Presidents' green rhetoric at U.N. questioned

  • 2007-09-26
  • By Joel Alas
TALLINN - The three presidents of the Baltic states traveled to New York to address the United Nations on the urgent need to combat climate change.
But back home, environmentalists questioned how genuine the Baltic nations were about reducing energy use and pollution within their own borders, let alone abroad.
Estonian President Toomas Hendrik Ilves enjoyed one of the highest honors of his time in office, speaking to the UN conference of world leaders on behalf of the entire European Union about the need for a new global climate agreement.

He boasted about Estonia's achievements in reducing energy consumption as an example of how growth could be coupled with low greenhouse gas emissions.
"Despite the economic growth of more than 10 percent in a year, the use of energy has decreased by 2.5 percent in a year," Ilves said.
However, Marek Strandberg, a leader of the Estonian Greens party, questioned Ilves' calculations.
"That's not true. During recent years, the amount of fuel we have used has increased each year," Strandberg told The Baltic Times.
Strandberg said he was surprised to hear Ilves praising Estonia's green achievements when the nation still relied on heavily polluting oil shale plants, and showed no sign of weaning off them.
Estonia should also be ashamed of squandering the money it received for its carbon trading quota, which was not spent on lowering gas emissions or building clean power, Strandberg said.
"Perhaps the president was talking about our potential, because we have the potential to change. Unfortunately there is no intention to change this behavior," he said.

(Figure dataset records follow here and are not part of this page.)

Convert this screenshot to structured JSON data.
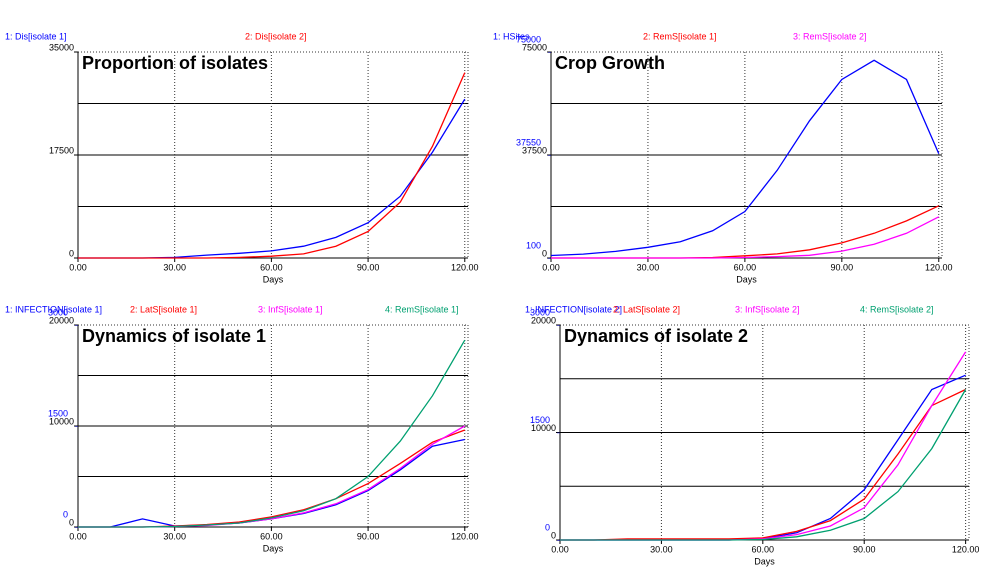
{
  "chart_data": [
    {
      "type": "line",
      "title": "Proportion of isolates",
      "x_label": "Days",
      "x": [
        0,
        10,
        20,
        30,
        40,
        50,
        60,
        70,
        80,
        90,
        100,
        110,
        120
      ],
      "xlim": [
        0,
        121
      ],
      "xticks": [
        {
          "value": 0,
          "label": "0.00"
        },
        {
          "value": 30,
          "label": "30.00"
        },
        {
          "value": 60,
          "label": "60.00"
        },
        {
          "value": 90,
          "label": "90.00"
        },
        {
          "value": 120,
          "label": "120.00"
        }
      ],
      "ylim": [
        0,
        35000
      ],
      "yticks": [
        0,
        17500,
        35000
      ],
      "ygrid": [
        8750,
        17500,
        26250
      ],
      "series": [
        {
          "name": "1: Dis[isolate 1]",
          "color": "#0000ff",
          "values": [
            0,
            0,
            0,
            100,
            500,
            800,
            1200,
            2000,
            3500,
            6000,
            10500,
            18000,
            27000
          ]
        },
        {
          "name": "2: Dis[isolate 2]",
          "color": "#ff0000",
          "values": [
            0,
            0,
            0,
            0,
            0,
            100,
            300,
            700,
            2000,
            4500,
            9500,
            19000,
            31500
          ]
        }
      ]
    },
    {
      "type": "line",
      "title": "Crop Growth",
      "x_label": "Days",
      "x": [
        0,
        10,
        20,
        30,
        40,
        50,
        60,
        70,
        80,
        90,
        100,
        110,
        120
      ],
      "xlim": [
        0,
        121
      ],
      "xticks": [
        {
          "value": 0,
          "label": "0.00"
        },
        {
          "value": 30,
          "label": "30.00"
        },
        {
          "value": 60,
          "label": "60.00"
        },
        {
          "value": 90,
          "label": "90.00"
        },
        {
          "value": 120,
          "label": "120.00"
        }
      ],
      "ylim": [
        0,
        75000
      ],
      "yticks": [
        0,
        37500,
        75000
      ],
      "ygrid": [
        18750,
        37500,
        56250
      ],
      "y2lim": [
        100,
        75000
      ],
      "y2ticks": [
        100,
        37550,
        75000
      ],
      "series": [
        {
          "name": "1: HSites",
          "color": "#0000ff",
          "axis": "y2",
          "values": [
            1000,
            1500,
            2500,
            4000,
            6000,
            10000,
            17000,
            32000,
            50000,
            65000,
            72000,
            65000,
            38000
          ]
        },
        {
          "name": "2: RemS[isolate 1]",
          "color": "#ff0000",
          "values": [
            0,
            0,
            0,
            0,
            0,
            200,
            800,
            1500,
            3000,
            5500,
            9000,
            13500,
            19000
          ]
        },
        {
          "name": "3: RemS[isolate 2]",
          "color": "#ff00ff",
          "values": [
            0,
            0,
            0,
            0,
            0,
            0,
            200,
            500,
            1000,
            2500,
            5000,
            9000,
            15000
          ]
        }
      ]
    },
    {
      "type": "line",
      "title": "Dynamics of isolate 1",
      "x_label": "Days",
      "x": [
        0,
        10,
        20,
        30,
        40,
        50,
        60,
        70,
        80,
        90,
        100,
        110,
        120
      ],
      "xlim": [
        0,
        121
      ],
      "xticks": [
        {
          "value": 0,
          "label": "0.00"
        },
        {
          "value": 30,
          "label": "30.00"
        },
        {
          "value": 60,
          "label": "60.00"
        },
        {
          "value": 90,
          "label": "90.00"
        },
        {
          "value": 120,
          "label": "120.00"
        }
      ],
      "ylim": [
        0,
        20000
      ],
      "yticks": [
        0,
        10000,
        20000
      ],
      "ygrid": [
        5000,
        10000,
        15000
      ],
      "y2lim": [
        0,
        3000
      ],
      "y2ticks": [
        0,
        1500,
        3000
      ],
      "series": [
        {
          "name": "1: INFECTION[isolate 1]",
          "color": "#0000ff",
          "axis": "y2",
          "values": [
            0,
            0,
            120,
            15,
            30,
            60,
            120,
            200,
            330,
            540,
            850,
            1200,
            1300
          ]
        },
        {
          "name": "2: LatS[isolate 1]",
          "color": "#ff0000",
          "values": [
            0,
            0,
            0,
            100,
            250,
            500,
            1000,
            1700,
            2800,
            4300,
            6300,
            8400,
            9600
          ]
        },
        {
          "name": "3: InfS[isolate 1]",
          "color": "#ff00ff",
          "values": [
            0,
            0,
            0,
            50,
            150,
            400,
            800,
            1400,
            2300,
            3700,
            5800,
            8200,
            10000
          ]
        },
        {
          "name": "4: RemS[isolate 1]",
          "color": "#00a070",
          "values": [
            0,
            0,
            0,
            50,
            200,
            400,
            900,
            1600,
            2800,
            5000,
            8500,
            13000,
            18500
          ]
        }
      ]
    },
    {
      "type": "line",
      "title": "Dynamics of isolate 2",
      "x_label": "Days",
      "x": [
        0,
        10,
        20,
        30,
        40,
        50,
        60,
        70,
        80,
        90,
        100,
        110,
        120
      ],
      "xlim": [
        0,
        121
      ],
      "xticks": [
        {
          "value": 0,
          "label": "0.00"
        },
        {
          "value": 30,
          "label": "30.00"
        },
        {
          "value": 60,
          "label": "60.00"
        },
        {
          "value": 90,
          "label": "90.00"
        },
        {
          "value": 120,
          "label": "120.00"
        }
      ],
      "ylim": [
        0,
        20000
      ],
      "yticks": [
        0,
        10000,
        20000
      ],
      "ygrid": [
        5000,
        10000,
        15000
      ],
      "y2lim": [
        0,
        3000
      ],
      "y2ticks": [
        0,
        1500,
        3000
      ],
      "series": [
        {
          "name": "1: INFECTION[isolate 2]",
          "color": "#0000ff",
          "axis": "y2",
          "values": [
            0,
            0,
            0,
            0,
            0,
            0,
            20,
            100,
            300,
            700,
            1400,
            2100,
            2300
          ]
        },
        {
          "name": "2: LatS[isolate 2]",
          "color": "#ff0000",
          "values": [
            0,
            0,
            100,
            100,
            100,
            100,
            200,
            800,
            1800,
            3800,
            8000,
            12500,
            14000
          ]
        },
        {
          "name": "3: InfS[isolate 2]",
          "color": "#ff00ff",
          "values": [
            0,
            0,
            0,
            0,
            0,
            0,
            100,
            500,
            1300,
            3000,
            7000,
            12500,
            17500
          ]
        },
        {
          "name": "4: RemS[isolate 2]",
          "color": "#00a070",
          "values": [
            0,
            0,
            0,
            0,
            0,
            0,
            50,
            300,
            900,
            2000,
            4500,
            8500,
            14000
          ]
        }
      ]
    }
  ]
}
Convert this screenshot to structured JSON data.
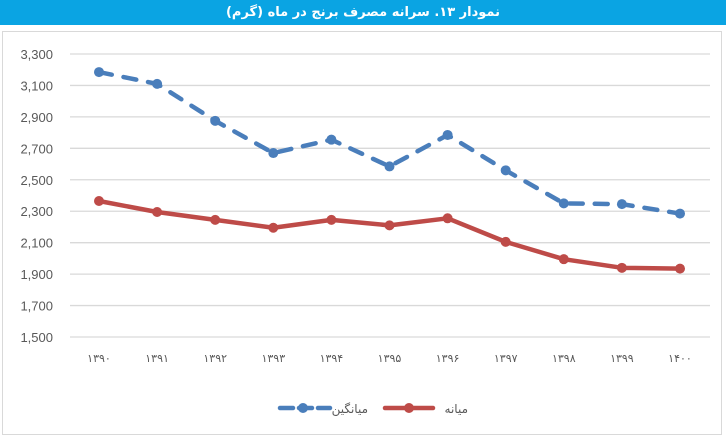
{
  "header": {
    "title": "نمودار ۱۳. سرانه مصرف برنج در ماه (گرم)",
    "background": "#0aa4e3"
  },
  "chart_data": {
    "type": "line",
    "title": "نمودار ۱۳. سرانه مصرف برنج در ماه (گرم)",
    "xlabel": "",
    "ylabel": "",
    "categories": [
      "۱۳۹۰",
      "۱۳۹۱",
      "۱۳۹۲",
      "۱۳۹۳",
      "۱۳۹۴",
      "۱۳۹۵",
      "۱۳۹۶",
      "۱۳۹۷",
      "۱۳۹۸",
      "۱۳۹۹",
      "۱۴۰۰"
    ],
    "series": [
      {
        "name": "میانگین",
        "color": "#4a7ebb",
        "style": "dashed",
        "values": [
          3185,
          3110,
          2875,
          2670,
          2755,
          2585,
          2785,
          2560,
          2350,
          2345,
          2285
        ]
      },
      {
        "name": "میانه",
        "color": "#be4b48",
        "style": "solid",
        "values": [
          2365,
          2295,
          2245,
          2195,
          2245,
          2210,
          2255,
          2105,
          1995,
          1940,
          1935
        ]
      }
    ],
    "ylim": [
      1500,
      3300
    ],
    "yticks": [
      "3,300",
      "3,100",
      "2,900",
      "2,700",
      "2,500",
      "2,300",
      "2,100",
      "1,900",
      "1,700",
      "1,500"
    ],
    "ytick_values": [
      3300,
      3100,
      2900,
      2700,
      2500,
      2300,
      2100,
      1900,
      1700,
      1500
    ],
    "grid": true,
    "legend_position": "bottom"
  },
  "legend": {
    "items": [
      {
        "label": "میانگین",
        "color": "#4a7ebb",
        "style": "dashed"
      },
      {
        "label": "میانه",
        "color": "#be4b48",
        "style": "solid"
      }
    ]
  }
}
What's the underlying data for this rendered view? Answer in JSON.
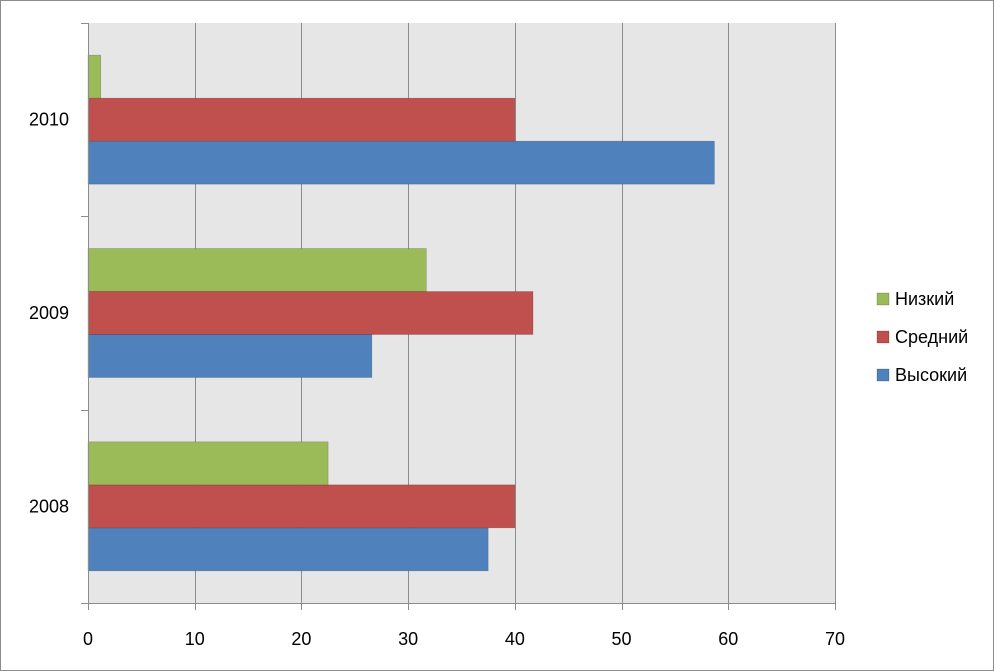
{
  "chart_data": {
    "type": "bar",
    "orientation": "horizontal",
    "categories": [
      "2008",
      "2009",
      "2010"
    ],
    "series": [
      {
        "name": "Высокий",
        "values": [
          37.5,
          26.6,
          58.7
        ],
        "color": "#4f81bd"
      },
      {
        "name": "Средний",
        "values": [
          40.0,
          41.7,
          40.0
        ],
        "color": "#c0504d"
      },
      {
        "name": "Низкий",
        "values": [
          22.5,
          31.7,
          1.2
        ],
        "color": "#9bbb59"
      }
    ],
    "xlim": [
      0,
      70
    ],
    "x_ticks": [
      0,
      10,
      20,
      30,
      40,
      50,
      60,
      70
    ],
    "grid": true,
    "legend_position": "right",
    "legend_order": [
      "Низкий",
      "Средний",
      "Высокий"
    ],
    "plot_background": "#e6e6e6"
  }
}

Ilves was asked by the current EU presidency chair nation, Portugal, to represent the union at the conference, held in New York on Sept. 24.
He said a post-2012 climate agreement should promote technological innovation, while he said the EU supported a market-based approach to the carbon trading system.
He said it may take the establishment of a UN organization for environmental issues to ensure objectives were carried through 's something re-iterated by other Baltic presidents during their speeches at the UN.
Lithuanian President Valdas Adamkus said a more coherent system of international environmental governance through the UN was needed. He said the cost of the consequences of global warming could be twenty times higher than the cost of fighting it today.

Latvian President Valdis Zatlers also said that the cost of mitigating the effects of climate change would amount to 1 percent of today's global gross domestic product.
"Any delays will only increase the costs of climate change manifold," Zatlers said.
The UN meeting has been labeled the largest-ever gathering of world leaders on climate issues, and took place one day before the opening of the UN General Assembly's annual general debate, which this year will focus on the same topic.

During their visit, the presidents also visited the New York Stock Exchange to ring the market's closing bell and extol the Baltics' investment potential.